On another note, does anyone know if absolutely everything happens in Leamington? I was wondering why all societies’ socials seem to happen in Leamington? I know that ‘all’ is an exaggeration, but you catch my drift. Also, if said society plans to meet up with it’s members before said social, be it in Leamington or Coventry, they seem to meet in two places. One set in Leamington, and one set on campus. Where is the gathering for the Coventry crew? For example. I am a member of Offbeat. Well, I say that, I just use it to get into the Colly, (and this year the wonderful Taylor John’s House!) for cheap. I don’t really take any active role. Sorry Offbeat folks. Anyway, I’m babbling. I want to pick up my Offbeat card to get discount Colly entrance, but to do it, I have to travel into campus beforehand, then back into Coventry for my night out. Can’t really be arsed to do that. Would rather go to ‘Spoon’s for a curry or something. It’s not that I don’t want to socialise with Offbeat people. It would be great to do that in Earlsdon. Never mind.
Rant over. I said once upon a time I wasn’t going to rant. I sold out. Sorry. Well, I didn’t rant really did I? It was just an observation. Being a Coventry kid myself, I am quick to spot how rubbish certain Cov things are, but on the other hand, I tend to defend it against any nasty people who don’t like it. Coventry has good things as well you know!
I’m not that bothered really. I’m too, erm, not bothered I suppose, to be bothered about it. That sentence doesn’t make much sense. Apologies. I’ve gone on for too long really, so you probably are just skimming and didn’t even notice that appauling sentence. I’m not bothered. I’m too busy not being stressed to be bothered.
October 05, 2006
So, long time no blog. I feel like a bit of a fraudster at the moment. I haven’t blogged all Summer and now decide to start again since I’m back at Warwick. Shouldn’t this be a full time thing? Is it a sin to pick and choose when I blog? Do I owe all you loyal readers an apology for keeping you waiting for so long?
It’s only a blog. Grow up.
So Warwick is teeming with Freshers. I wish I was a Fresher again. It looks so cool. I want to go to Top Banana and enjoy it. I want to look at people in the piazza strangely because I can’t remember if I met you last night or not. I want to sign up to too many sports clubs and societies, and actually attend about one in ten of them.

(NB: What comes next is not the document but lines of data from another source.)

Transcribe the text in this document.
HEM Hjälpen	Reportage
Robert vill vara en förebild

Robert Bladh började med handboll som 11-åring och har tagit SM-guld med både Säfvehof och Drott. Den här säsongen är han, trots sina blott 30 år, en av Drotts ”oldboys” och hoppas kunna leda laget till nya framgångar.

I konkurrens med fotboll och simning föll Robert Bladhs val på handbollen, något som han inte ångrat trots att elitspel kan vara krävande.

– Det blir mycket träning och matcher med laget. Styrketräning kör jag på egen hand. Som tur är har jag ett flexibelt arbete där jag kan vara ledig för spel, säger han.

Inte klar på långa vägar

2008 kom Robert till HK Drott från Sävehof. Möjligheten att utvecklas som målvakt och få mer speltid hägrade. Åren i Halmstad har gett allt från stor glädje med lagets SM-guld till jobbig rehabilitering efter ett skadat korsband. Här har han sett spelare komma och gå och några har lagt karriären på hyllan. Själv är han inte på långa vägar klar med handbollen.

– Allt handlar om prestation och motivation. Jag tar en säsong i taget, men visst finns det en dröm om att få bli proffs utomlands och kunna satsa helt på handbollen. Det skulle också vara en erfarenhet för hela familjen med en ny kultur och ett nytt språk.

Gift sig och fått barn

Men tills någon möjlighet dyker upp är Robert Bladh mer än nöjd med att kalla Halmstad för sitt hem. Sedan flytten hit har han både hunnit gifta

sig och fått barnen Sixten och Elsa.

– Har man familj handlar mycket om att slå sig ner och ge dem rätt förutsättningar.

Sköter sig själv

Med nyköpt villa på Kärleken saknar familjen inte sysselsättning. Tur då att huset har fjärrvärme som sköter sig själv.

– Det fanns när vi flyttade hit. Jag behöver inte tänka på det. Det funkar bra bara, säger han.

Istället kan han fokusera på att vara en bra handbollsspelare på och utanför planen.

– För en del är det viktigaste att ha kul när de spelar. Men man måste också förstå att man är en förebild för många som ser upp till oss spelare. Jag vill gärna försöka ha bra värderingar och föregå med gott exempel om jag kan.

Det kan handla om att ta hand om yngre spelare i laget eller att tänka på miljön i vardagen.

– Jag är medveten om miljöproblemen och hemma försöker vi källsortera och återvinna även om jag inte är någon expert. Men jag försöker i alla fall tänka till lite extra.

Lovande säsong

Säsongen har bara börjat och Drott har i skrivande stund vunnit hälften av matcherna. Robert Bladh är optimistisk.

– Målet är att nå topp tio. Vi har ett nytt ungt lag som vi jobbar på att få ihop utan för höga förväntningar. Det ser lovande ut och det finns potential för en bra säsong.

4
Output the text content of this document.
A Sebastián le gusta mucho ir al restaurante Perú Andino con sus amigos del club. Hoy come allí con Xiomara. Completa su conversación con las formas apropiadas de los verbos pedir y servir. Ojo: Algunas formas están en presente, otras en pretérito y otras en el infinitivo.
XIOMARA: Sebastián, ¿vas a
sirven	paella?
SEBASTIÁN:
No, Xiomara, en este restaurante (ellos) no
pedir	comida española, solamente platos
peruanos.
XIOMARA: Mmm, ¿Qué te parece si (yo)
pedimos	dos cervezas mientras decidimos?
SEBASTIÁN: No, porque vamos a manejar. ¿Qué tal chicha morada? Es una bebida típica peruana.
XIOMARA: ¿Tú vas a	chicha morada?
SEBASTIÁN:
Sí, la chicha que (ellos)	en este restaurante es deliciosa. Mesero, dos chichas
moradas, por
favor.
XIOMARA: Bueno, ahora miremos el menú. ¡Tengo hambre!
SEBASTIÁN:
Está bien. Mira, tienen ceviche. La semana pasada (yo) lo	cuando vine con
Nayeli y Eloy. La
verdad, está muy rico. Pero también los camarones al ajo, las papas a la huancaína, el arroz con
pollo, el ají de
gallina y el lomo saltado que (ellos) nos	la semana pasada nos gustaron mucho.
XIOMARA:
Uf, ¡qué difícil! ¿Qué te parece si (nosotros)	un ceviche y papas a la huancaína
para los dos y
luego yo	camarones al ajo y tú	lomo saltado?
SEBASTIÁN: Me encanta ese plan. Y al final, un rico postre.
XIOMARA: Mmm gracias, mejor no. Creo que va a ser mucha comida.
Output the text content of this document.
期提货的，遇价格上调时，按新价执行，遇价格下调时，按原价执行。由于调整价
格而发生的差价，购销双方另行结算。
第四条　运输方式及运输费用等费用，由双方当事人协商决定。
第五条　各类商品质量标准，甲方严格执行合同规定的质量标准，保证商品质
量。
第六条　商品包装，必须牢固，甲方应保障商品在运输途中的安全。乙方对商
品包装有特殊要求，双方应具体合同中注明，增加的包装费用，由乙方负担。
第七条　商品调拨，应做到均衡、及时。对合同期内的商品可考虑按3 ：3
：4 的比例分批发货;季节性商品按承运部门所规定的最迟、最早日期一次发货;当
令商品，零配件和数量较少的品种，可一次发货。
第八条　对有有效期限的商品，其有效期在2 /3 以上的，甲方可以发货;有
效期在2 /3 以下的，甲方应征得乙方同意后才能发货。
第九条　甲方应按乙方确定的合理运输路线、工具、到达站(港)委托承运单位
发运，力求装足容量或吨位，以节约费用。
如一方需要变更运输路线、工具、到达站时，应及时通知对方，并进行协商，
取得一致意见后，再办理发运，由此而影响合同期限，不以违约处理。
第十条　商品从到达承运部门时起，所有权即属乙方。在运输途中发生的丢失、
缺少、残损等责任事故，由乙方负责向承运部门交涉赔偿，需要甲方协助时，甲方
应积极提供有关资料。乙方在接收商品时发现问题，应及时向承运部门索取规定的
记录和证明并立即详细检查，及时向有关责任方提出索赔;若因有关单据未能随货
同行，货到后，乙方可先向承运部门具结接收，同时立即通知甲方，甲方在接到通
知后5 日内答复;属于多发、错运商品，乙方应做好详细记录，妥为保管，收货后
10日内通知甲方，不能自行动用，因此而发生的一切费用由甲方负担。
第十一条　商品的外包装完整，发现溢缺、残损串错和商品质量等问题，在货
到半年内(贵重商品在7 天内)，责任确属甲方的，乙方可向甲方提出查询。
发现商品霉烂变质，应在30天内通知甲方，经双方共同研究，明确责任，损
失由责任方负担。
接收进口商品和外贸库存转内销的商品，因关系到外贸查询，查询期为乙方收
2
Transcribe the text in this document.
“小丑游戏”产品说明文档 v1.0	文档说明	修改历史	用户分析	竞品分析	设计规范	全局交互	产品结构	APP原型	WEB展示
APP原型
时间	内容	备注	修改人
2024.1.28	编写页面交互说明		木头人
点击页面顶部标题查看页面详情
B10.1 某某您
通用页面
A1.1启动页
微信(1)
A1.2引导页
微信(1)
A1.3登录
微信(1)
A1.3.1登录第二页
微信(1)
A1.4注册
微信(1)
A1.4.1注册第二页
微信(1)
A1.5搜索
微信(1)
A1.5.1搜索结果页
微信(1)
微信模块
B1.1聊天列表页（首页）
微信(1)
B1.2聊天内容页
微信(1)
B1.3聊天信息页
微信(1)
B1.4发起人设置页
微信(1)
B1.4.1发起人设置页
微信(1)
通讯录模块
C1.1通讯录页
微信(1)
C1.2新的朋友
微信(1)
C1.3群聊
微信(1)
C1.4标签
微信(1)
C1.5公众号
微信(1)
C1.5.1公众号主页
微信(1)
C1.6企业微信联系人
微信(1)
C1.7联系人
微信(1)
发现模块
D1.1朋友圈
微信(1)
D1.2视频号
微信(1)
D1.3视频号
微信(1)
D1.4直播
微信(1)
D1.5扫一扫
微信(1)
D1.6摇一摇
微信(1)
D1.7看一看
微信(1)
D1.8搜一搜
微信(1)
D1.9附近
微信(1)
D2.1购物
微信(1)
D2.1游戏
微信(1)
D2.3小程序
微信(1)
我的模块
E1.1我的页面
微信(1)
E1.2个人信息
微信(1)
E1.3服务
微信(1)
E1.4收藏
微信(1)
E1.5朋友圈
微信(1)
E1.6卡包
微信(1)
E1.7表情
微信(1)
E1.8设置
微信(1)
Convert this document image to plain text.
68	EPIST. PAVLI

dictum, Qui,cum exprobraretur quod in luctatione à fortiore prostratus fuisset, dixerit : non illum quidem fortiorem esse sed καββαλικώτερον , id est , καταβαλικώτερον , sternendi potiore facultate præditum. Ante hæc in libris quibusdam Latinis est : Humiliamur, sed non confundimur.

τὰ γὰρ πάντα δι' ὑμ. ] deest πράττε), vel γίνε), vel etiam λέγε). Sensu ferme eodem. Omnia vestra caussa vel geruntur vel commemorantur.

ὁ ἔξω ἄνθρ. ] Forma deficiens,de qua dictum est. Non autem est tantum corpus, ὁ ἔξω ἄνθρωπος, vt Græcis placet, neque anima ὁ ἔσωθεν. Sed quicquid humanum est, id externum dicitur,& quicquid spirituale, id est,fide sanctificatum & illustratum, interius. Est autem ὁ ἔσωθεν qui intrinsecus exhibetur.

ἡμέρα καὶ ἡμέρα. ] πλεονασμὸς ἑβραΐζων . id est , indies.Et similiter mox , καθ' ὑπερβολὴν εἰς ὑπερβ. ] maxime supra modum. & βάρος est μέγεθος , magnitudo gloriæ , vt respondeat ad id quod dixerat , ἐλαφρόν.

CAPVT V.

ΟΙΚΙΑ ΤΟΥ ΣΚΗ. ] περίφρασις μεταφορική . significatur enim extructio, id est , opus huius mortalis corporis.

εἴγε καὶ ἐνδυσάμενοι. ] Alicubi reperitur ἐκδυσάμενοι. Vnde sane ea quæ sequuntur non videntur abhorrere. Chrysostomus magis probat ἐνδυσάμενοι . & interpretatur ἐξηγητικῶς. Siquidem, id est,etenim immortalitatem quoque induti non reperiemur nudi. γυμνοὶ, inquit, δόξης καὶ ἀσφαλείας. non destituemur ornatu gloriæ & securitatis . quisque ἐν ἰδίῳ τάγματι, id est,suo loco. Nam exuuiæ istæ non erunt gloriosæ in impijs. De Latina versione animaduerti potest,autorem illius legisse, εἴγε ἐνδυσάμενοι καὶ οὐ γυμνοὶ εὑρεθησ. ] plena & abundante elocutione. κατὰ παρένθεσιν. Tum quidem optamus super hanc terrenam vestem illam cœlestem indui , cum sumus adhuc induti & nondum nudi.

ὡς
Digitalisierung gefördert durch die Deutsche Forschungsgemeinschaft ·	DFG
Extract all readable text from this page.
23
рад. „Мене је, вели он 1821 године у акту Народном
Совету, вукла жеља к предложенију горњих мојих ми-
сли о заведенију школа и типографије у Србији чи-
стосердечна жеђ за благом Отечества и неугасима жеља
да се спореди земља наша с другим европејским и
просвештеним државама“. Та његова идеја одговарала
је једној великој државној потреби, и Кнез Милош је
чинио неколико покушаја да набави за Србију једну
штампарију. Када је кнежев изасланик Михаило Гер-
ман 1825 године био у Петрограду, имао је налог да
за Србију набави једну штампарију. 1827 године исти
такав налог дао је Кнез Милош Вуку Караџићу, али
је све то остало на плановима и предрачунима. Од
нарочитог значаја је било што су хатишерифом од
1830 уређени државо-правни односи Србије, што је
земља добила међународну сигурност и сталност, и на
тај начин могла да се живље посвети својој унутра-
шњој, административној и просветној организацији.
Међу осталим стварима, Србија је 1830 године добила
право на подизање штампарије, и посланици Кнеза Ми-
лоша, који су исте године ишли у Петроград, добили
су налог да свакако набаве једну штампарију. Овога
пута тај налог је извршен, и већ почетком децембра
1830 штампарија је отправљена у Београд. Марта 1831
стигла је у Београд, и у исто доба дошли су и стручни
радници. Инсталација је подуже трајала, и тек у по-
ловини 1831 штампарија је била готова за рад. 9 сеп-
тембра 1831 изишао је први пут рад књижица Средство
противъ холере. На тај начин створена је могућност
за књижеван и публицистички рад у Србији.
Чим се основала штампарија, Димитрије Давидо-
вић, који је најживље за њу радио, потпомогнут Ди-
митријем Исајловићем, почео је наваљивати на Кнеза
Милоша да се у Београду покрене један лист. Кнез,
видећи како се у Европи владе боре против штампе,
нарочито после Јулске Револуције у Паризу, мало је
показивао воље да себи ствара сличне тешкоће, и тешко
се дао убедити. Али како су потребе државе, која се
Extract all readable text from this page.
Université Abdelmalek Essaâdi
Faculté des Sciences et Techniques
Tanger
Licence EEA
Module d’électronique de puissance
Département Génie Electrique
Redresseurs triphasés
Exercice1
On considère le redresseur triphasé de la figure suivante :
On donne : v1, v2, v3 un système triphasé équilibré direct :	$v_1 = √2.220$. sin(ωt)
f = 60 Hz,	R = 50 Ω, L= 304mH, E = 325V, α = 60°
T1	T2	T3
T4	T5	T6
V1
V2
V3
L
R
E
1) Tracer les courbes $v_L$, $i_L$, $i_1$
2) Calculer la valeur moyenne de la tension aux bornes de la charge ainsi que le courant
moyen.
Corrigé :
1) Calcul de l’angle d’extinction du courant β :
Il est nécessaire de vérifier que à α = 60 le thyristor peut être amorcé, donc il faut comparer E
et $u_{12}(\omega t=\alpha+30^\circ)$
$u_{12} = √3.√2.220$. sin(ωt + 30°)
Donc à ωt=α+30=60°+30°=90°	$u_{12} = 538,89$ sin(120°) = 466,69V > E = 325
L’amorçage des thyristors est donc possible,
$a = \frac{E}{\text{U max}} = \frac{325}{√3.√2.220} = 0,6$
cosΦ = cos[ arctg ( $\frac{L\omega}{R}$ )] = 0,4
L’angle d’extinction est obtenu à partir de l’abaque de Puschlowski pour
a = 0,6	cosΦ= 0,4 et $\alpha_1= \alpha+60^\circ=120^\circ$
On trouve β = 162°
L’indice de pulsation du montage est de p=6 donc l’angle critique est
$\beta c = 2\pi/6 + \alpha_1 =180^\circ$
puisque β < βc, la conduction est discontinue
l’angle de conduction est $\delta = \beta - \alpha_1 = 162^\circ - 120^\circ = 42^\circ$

Instead I am older. I live in a Victorian terraced house in Earlsdon, which has some pros and some cons. Just like every other student house. I enjoy the odd glass of wine in front of the television, and the bread from the baker’s round the corner. I am boring. This time last year I was another fresh faced first year, who was interesting (to other first years at least, who would ask the same three questions to everyone they saw), was a party animal, and didn’t care about what lectures I had or whether I would go to them. Now, the three questions have changed. Every ‘first conversation back at Warwick’ involves a question about Summer, then question about where each other is living, then what the house is like.
Neither party in this conversation actually is that bothered but just go along with for politeness sake. In summary, its not just me, but everyone is more boring. I’m sure that this is not true. Everyone on campus is just as cultured as they were last year, but it seems much more boring now we aren’t Freshers. I arrived back at Warwick with a bit of a buzz. I remembered how good the first two weeks of term were last year and expected the same feeling. In reality, it was never going to be as good as that, so I feel much duller.
Oh well. I suppose I might just be a miserable old(er) man. If i can turn this rather dreary blog round for a second, I would like to try and spread some light out of my gloomyness. I want to encourage all first years that may (or may not) be reading this, to go out and have an even better time than you are having a the moment. Have as much fun as you can possibly get away with without failing your exams at the end of the year. And even if you do fail, Warwick will let you try them again, and you’ll have all Summer to revise for them.
You will never be a Fresher again. Go out and make the most of it.